Des chercheurs ont mis au jour un nouveau moyen développé par certaines bactéries pour survivre en présence d'antibiotiques. Ces résultats pourraient aider à concevoir de nouvelles thérapies antibactériennes.
Ce mécanisme de survie s'avère fondamentalement différent des autres stratégies connues chez les bactéries. Sa compréhension pourrait servir à concevoir des médicaments ciblant des souches bactériennes particulièrement difficiles à traiter comme celles responsables de la tuberculose (TB) résistantes aux antibiotiques, un problème de santé publique de plus en plus urgent. L'étude s'articule autour de Mycobacterium smegmatis, bactérie cousine de celle causant la TB, et de sa réponse à l'isoniazide, un antituberculeux.
Ce travail effectué par Yuichi Wakamoto de l'Université de Tokyo et Neeraj Dhar de l'École polytechnique fédérale de Lausanne avec leurs collègues paraît dans le Science du 4 janvier. La revue est publiée par l'AAAS, la société internationale de science à but non lucratif.
Dès 1944, des chercheurs avaient observé que les antibiotiques sont moins efficaces contre des populations cellulaires qui ne prolifèrent pas.
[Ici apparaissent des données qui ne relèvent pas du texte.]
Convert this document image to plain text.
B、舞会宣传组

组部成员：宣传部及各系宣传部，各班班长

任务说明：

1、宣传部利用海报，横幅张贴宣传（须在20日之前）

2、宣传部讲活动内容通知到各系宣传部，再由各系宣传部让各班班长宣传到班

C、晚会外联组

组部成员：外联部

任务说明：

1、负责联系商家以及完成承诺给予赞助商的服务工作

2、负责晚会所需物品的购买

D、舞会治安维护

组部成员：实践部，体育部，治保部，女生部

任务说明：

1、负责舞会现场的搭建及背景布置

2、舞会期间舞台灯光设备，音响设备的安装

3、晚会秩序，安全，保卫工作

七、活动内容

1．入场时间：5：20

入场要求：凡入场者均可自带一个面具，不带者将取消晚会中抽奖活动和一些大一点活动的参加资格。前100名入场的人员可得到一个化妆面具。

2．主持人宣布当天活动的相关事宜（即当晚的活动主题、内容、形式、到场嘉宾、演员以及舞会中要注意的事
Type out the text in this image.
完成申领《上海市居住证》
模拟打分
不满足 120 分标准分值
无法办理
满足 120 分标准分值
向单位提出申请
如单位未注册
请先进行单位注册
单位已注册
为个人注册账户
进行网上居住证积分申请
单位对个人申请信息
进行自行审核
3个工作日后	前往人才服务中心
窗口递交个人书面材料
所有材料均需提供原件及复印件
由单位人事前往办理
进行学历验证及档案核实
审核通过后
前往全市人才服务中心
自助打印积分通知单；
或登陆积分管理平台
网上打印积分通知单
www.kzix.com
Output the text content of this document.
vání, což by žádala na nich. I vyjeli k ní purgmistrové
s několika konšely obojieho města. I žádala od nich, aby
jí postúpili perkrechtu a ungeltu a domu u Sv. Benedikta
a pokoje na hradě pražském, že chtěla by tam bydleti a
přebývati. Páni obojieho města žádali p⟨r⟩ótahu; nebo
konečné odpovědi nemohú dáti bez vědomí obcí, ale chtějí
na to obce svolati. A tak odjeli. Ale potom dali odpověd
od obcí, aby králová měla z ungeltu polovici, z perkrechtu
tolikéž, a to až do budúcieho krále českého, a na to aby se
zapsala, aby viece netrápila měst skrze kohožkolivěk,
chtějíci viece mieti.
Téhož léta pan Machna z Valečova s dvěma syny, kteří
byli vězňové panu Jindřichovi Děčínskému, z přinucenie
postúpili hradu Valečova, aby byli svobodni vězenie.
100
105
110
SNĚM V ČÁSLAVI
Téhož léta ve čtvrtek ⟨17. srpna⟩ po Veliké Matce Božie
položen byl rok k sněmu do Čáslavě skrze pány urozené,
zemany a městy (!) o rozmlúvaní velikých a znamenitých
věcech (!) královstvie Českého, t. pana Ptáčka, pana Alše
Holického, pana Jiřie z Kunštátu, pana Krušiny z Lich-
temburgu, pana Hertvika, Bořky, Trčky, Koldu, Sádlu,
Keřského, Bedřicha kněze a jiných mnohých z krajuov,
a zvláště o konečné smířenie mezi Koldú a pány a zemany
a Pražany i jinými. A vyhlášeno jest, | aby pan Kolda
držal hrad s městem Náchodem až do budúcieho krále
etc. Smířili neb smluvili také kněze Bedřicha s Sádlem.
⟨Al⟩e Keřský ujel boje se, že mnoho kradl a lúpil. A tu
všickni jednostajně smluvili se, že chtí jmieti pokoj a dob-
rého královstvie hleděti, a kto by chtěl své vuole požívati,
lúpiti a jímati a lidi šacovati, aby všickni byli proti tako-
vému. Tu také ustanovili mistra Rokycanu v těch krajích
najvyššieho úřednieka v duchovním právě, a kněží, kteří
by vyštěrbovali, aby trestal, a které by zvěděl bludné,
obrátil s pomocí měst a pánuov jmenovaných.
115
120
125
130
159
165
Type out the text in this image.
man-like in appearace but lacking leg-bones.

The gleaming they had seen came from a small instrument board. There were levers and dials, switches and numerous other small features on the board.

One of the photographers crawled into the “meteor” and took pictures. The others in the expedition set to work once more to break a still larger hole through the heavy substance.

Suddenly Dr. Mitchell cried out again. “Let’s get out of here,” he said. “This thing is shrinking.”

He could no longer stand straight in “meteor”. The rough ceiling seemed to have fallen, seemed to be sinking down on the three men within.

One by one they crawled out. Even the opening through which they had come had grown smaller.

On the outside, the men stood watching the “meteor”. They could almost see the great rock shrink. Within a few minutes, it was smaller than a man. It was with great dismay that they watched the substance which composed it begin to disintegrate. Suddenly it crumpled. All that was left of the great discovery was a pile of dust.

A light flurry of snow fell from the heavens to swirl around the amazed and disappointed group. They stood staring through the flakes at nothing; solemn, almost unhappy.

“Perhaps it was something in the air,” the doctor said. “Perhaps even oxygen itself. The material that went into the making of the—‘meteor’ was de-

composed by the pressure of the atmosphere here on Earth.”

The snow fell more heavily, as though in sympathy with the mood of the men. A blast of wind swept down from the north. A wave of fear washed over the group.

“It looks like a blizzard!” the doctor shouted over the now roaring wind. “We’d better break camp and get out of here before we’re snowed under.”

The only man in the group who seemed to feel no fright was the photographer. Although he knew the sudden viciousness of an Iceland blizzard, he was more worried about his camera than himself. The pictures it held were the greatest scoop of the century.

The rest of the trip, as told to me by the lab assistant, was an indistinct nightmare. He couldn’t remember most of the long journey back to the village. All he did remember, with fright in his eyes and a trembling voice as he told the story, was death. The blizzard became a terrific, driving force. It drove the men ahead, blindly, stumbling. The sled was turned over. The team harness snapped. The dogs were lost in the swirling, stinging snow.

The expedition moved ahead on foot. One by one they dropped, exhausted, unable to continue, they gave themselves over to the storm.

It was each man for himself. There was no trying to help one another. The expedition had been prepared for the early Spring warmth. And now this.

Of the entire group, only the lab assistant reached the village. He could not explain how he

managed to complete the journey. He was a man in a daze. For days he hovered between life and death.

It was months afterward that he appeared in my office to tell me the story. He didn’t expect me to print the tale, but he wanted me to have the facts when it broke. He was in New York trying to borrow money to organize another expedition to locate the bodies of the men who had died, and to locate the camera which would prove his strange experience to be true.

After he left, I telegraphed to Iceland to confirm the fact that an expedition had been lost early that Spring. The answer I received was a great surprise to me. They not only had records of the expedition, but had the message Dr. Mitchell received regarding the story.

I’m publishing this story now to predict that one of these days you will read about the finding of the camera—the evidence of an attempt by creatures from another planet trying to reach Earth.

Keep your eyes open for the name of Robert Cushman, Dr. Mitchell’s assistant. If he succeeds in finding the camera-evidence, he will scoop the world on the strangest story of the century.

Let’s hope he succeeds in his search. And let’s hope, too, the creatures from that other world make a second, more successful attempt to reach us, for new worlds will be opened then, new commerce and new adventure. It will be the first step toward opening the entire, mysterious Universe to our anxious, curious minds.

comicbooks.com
Plus récemment, des expériences ont montré que certaines bactéries survivent à l'exposition à des antibiotiques grâce à des "cellules persistantes" ne se divisant pas présentes dans la population avant même que les antibiotiques ne soient ajoutés.
"Ce concept était largement admis pour expliquer la persistance des bactéries alors qu'il était très peu étayé du point vue expérimental." précise Wakamoto.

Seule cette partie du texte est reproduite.